I'm pretty sure he thinks no one else is gonna want him, so he's obsessed with trying to keep me around. He's a dumbass. Anyway, I did really good for two days! Very good. Just straight up "He's predictable", and already knowing how things would go down.
Typical timeline, as documented:
- Fake remorse and begging and making new accounts just to contact me.
- Inevitably decent behavior, and of course random unprompted offers of a relationship/questions about ever sexxing again.
- Sex that doesn't make up for whatever cringe lack of attachment and bond there is, and inevitable awkward leaving paired with unnecessary drama and hypocrisy.
- Bedriddenness and even worse mental health than before.
The very simple resolution is "I get to enjoy being single fully with zero attachments whatsoever, they get to find some other bitch to fuck and ruin the life of, no matter how inconvenient it is."
No more playing in my face.
Since instead of going "Boy, I sure hope this absolute trainwreck of a man who has historically never had a healthy relationship in his lifetime will one day strike up the nerve to take me out!", it makes more sense to just go on a date with the people who actually hear me the first time for what I want and never forget it. Yknow, smart people who wouldn't put the person they want in a position to be lost.
Do you work on a junk car for years and years, toiling and sweating and wasting time and energy on it for it to finally run at a decent speed and finally drive around after ages and a massive sunk cost fallacy, or do you just get a nice new car that works off the bat instantly and immediately get on the road to where and what you want?
Right.
It's been nice, pleasant last two days. Easy as hell to move on when you can't be dickmatized anymore. Since last time was alright, but it wasn't "Overlooking the lack of mutual interests, failed plans, and lame contradictive behavior" levels of good.
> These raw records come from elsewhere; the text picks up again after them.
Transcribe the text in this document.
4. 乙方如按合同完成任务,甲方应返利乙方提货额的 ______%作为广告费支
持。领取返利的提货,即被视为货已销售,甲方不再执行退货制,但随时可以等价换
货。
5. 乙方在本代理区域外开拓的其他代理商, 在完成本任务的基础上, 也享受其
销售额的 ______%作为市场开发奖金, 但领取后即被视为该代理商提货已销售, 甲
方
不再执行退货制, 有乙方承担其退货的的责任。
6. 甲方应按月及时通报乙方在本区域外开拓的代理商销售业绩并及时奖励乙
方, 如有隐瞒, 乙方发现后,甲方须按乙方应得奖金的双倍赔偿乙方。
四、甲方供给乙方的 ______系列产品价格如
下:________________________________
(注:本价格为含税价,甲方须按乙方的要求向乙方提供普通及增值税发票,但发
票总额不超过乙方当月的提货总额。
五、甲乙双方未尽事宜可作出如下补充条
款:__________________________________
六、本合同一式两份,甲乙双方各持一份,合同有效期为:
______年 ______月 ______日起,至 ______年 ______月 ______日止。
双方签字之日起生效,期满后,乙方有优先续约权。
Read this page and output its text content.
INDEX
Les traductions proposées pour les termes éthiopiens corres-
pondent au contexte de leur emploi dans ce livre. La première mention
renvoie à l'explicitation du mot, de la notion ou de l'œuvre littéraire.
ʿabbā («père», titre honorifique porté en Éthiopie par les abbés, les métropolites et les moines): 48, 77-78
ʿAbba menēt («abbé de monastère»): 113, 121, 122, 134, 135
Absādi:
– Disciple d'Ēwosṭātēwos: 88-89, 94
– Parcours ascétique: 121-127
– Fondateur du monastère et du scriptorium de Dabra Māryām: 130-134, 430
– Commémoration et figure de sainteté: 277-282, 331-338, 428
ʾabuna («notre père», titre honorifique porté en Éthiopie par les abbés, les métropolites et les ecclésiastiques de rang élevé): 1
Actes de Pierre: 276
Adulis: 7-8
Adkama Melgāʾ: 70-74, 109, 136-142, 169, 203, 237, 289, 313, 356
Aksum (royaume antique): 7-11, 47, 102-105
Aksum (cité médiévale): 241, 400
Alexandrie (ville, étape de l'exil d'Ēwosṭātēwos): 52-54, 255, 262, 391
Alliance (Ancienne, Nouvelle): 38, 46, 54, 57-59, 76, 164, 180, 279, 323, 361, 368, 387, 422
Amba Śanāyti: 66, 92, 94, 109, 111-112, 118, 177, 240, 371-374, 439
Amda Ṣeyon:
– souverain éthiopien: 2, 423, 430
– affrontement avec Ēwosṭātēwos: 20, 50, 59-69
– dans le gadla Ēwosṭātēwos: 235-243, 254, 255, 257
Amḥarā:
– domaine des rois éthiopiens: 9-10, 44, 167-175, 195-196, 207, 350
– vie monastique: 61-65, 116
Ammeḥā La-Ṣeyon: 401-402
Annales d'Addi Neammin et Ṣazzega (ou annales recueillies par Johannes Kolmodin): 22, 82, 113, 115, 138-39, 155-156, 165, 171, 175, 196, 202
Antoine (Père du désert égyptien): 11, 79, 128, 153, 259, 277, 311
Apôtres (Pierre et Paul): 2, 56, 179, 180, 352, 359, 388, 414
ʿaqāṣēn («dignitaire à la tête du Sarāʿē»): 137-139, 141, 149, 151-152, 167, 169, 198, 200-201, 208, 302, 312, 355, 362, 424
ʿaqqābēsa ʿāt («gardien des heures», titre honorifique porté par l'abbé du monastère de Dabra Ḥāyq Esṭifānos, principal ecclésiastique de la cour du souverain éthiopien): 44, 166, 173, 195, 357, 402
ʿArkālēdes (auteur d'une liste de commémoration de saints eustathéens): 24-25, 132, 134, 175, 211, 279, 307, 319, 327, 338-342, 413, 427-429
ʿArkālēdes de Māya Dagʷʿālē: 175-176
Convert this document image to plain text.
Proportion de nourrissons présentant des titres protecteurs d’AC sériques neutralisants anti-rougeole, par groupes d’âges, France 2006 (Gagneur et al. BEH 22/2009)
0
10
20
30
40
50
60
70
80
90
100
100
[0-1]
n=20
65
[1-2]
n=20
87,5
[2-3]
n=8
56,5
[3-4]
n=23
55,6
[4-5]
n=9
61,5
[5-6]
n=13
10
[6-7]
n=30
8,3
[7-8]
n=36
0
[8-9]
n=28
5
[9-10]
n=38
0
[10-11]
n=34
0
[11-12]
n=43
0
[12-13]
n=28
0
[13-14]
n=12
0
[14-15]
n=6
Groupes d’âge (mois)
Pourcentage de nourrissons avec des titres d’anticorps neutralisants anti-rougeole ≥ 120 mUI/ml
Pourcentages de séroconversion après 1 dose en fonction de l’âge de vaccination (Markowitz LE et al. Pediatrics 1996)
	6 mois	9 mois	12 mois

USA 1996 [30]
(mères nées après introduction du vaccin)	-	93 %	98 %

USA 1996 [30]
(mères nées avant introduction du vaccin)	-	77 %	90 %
And I'm grateful for that!
Like, yeah. There was the comedy show meetup, where all he had to do was show up. He didn't. He bit off more than he could chew, watched porn, had a relapse then cancelled things without planning anything else. Then oh lookie, sadness. Then the last meetup, where all he had to do was help me clean my room, say I looked nice, and actually bother to engage with me. Didn't do that, either. Nope.
Have I gotten anything to impress me to work with? Nope. Since like, no offense, but if I were a man and I had me, I'd be doing The Most. Hell, I already do the most *as* me! I'm fine as shit my boy. Way too sexy. Throat goat, gets wet from GIVING head alone, nice ass, slim waist, unique eyes, plump lips, and big ass rip-roarin' hootin and hollerin mommy milker tiddies that sit up nice and jiggly! SHELF tiddies! Why, as a woman, do you have SHELF titties and a waist THAT small, like a bitch from the 1950s, and you're...... asking a man five years your senior..... for the bare minimum?
I have half a mind to throw a shoe at him for even remotely having me get out of character over him.
Like, even just writing that about myself makes me want to pamper myself! Makes me wanna dress myself in that nice ass silk lingerie I've got, treat myself, get myself lingerie and roses and surprise myself. Buy myself rings and fancy scented lotions, get my hair done in that way I like. I deserve it! I do!
I'll be doing fine. I'm gonna go shower and get all luxurious for myself in a second, and probably do some errands around the house that I know future me would appreciate me doing, even though I tend to have executive dysfunction in the past. But as of now? Feeling good!